Transmission of Camshaft
Bottom-mounted camshafts usually use a star gear set (the so-called “control wheel”) with a roller chain or rack connected to the crankshaft. For noise control, the larger diameter camshaft end drive wheels are usually made of plastic or light metal, while the relatively small diameter crankshaft end drive wheels are mostly made of steel. Chain connections are also more common. This can be seen on both bottom-mounted and top-mounted camshafts. In order to reduce the noise (generally the “oscillation noise” caused by the chain movement), a hydraulic compression device and plastic guides are usually included.
The overhead camshaft construction is more commonly connected by a plastic rack and pinion chain.

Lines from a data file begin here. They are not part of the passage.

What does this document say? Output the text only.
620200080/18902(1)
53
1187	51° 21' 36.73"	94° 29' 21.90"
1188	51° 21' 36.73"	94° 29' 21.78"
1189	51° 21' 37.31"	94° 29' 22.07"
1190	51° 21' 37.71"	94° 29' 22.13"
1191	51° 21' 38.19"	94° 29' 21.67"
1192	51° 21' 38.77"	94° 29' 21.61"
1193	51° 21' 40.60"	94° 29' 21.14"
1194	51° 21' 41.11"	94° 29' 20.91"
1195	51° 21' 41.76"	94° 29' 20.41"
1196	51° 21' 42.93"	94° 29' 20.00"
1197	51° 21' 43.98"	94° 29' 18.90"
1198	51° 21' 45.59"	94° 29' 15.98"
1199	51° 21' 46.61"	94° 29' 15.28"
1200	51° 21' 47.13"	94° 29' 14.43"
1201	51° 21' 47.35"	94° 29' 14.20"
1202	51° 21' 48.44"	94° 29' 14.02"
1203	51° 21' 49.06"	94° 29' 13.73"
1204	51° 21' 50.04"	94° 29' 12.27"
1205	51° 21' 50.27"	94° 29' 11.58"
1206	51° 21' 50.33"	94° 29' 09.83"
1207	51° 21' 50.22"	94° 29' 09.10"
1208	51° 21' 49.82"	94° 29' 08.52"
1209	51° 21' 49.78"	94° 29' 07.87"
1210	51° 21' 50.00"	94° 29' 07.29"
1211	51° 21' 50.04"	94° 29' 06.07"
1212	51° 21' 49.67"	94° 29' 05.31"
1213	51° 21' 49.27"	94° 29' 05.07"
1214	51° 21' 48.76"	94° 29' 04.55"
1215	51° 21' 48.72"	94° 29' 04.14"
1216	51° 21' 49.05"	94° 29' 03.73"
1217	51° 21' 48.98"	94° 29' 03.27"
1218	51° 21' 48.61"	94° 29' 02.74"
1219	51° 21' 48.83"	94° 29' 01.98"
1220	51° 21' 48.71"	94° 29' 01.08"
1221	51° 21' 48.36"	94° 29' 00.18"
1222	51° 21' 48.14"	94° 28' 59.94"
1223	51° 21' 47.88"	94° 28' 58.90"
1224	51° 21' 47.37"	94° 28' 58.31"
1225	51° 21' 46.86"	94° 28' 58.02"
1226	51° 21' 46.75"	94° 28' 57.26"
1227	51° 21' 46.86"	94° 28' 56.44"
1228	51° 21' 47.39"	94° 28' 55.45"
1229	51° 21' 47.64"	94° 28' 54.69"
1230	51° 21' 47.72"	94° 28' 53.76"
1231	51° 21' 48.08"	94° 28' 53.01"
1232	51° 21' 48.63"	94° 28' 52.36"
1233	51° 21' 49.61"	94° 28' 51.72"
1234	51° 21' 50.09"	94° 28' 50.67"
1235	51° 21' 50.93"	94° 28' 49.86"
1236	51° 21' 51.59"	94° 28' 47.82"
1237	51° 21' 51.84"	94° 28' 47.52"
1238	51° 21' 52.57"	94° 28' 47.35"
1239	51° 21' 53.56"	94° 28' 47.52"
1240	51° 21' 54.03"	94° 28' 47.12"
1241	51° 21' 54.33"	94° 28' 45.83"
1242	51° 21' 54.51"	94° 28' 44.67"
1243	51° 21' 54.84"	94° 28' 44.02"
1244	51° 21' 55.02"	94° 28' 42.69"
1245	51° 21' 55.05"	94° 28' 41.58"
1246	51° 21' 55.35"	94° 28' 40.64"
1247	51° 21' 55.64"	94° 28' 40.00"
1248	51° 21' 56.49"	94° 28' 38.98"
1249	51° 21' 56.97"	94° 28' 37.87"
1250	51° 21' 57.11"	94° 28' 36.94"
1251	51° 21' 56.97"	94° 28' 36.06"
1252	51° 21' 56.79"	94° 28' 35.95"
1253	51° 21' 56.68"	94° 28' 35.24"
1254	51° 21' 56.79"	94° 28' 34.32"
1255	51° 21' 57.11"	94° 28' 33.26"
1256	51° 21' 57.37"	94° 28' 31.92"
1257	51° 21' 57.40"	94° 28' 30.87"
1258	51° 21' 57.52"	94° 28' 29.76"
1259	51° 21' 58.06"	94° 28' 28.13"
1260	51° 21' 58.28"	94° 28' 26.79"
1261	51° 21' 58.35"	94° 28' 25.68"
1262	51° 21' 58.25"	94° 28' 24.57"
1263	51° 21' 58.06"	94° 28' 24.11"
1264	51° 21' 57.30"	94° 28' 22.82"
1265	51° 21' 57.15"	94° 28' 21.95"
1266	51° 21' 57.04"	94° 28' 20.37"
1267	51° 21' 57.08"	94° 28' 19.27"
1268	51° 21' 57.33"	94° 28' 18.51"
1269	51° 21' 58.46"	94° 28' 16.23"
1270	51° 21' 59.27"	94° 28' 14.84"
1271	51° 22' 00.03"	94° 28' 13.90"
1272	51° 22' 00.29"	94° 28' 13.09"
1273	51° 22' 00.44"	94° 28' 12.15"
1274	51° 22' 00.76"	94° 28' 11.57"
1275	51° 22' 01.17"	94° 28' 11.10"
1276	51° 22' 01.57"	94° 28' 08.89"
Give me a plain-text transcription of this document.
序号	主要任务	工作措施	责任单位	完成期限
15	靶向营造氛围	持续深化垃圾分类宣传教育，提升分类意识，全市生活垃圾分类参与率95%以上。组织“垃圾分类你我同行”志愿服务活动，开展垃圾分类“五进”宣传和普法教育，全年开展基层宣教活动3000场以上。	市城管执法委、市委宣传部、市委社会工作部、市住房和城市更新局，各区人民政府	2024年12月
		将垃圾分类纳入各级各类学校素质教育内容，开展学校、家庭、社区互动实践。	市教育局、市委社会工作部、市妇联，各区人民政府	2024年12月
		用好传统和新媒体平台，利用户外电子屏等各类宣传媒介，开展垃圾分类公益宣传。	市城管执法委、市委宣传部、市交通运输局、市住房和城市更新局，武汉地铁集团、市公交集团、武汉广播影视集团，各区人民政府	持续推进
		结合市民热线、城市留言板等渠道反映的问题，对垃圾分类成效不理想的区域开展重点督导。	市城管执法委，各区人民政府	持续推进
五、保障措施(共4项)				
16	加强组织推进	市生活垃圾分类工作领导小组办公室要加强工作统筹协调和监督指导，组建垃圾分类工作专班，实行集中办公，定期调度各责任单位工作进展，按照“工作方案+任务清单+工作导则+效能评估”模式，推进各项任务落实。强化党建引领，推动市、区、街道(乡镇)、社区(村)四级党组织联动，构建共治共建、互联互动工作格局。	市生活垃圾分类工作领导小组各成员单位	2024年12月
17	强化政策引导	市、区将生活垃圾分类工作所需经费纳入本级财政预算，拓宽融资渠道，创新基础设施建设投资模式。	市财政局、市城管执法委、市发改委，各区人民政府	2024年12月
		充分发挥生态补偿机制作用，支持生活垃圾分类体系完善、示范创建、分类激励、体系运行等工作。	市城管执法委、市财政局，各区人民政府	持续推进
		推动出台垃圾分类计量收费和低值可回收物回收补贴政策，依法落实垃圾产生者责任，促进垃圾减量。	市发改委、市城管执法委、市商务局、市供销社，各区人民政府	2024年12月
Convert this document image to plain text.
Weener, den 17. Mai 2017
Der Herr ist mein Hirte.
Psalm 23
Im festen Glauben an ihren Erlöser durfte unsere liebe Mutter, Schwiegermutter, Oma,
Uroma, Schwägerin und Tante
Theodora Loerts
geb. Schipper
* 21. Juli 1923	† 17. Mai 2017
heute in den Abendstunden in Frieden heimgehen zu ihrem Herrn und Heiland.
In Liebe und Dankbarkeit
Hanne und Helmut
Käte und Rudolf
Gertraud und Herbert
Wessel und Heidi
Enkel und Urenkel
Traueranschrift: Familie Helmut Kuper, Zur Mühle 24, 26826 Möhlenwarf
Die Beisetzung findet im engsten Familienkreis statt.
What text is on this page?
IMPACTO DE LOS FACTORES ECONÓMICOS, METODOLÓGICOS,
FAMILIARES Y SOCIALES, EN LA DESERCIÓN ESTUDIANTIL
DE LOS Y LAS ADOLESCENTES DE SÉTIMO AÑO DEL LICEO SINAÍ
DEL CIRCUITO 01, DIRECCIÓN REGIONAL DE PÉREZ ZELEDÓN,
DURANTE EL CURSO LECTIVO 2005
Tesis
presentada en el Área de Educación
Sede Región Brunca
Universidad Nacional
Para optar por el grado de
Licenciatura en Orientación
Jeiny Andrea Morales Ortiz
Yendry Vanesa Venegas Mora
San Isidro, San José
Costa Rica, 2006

This rack and pinion chain is located outside the engine oil chamber and has a steel insert that is tensioned by means of an adjustable roller.
There is another structure that is now less common due to excessive power loss and complexity in the transmission process. This construction connects the overhead camshaft to the crankshaft by means of an eccentric linkage, a star gear set or a bevel gear set with an intermediate shaft.
Common transmission methods between the camshaft and crankshaft include gear drives, chain drives, and toothed tape drives. Most of the transmissions between the lower and middle camshafts and the crankshaft use cylindrical timing gear transmission, and generally only one pair of gear transmission is required from the crankshaft to the camshaft, and if the transmission gear diameter is too large, one more intermediate idler can be added. In order to mesh smoothly and reduce the working noise, the timing gears mostly use helical gears.
Chain drive is commonly used between the overhead camshaft and crankshaft, but its working reliability and durability are not as good as gear drive. In recent years, toothed tape has been widely used in high speed engines instead of drive chains, but chain drive is still used in some high power engines. Toothed tape has the characteristics of low working noise, reliable work and low cost. For dual overhead camshafts, generally the exhaust camshaft is driven by the crankshaft through timing toothed tape or chain, and the intake camshaft is driven by the exhaust camshaft through a metal chain, or both the intake and exhaust camshafts are driven by the crankshaft through toothed tape or chain.
When installing the camshaft, be sure to pay attention to the timing marks on the camshaft pulley or sprocket. Some engines do not have obvious timing marks, and the service person can mark the exact position of the crankshaft and camshaft before removing the camshaft, while some engines require special tools to perform timing adjustments.
Quenching of Camshaft
Quenching Quenching is one of the basic means of making steel stronger. Quenching steel to martensite and subsequently tempering it to improve toughness is the traditional method of making steel to obtain high comprehensive mechanical properties.
The working ability of a camshaft generally depends on strength and stiffness, and the camshaft is quenched so that the stiffness and strength of the camshaft are increased, resulting in more durability and higher quality.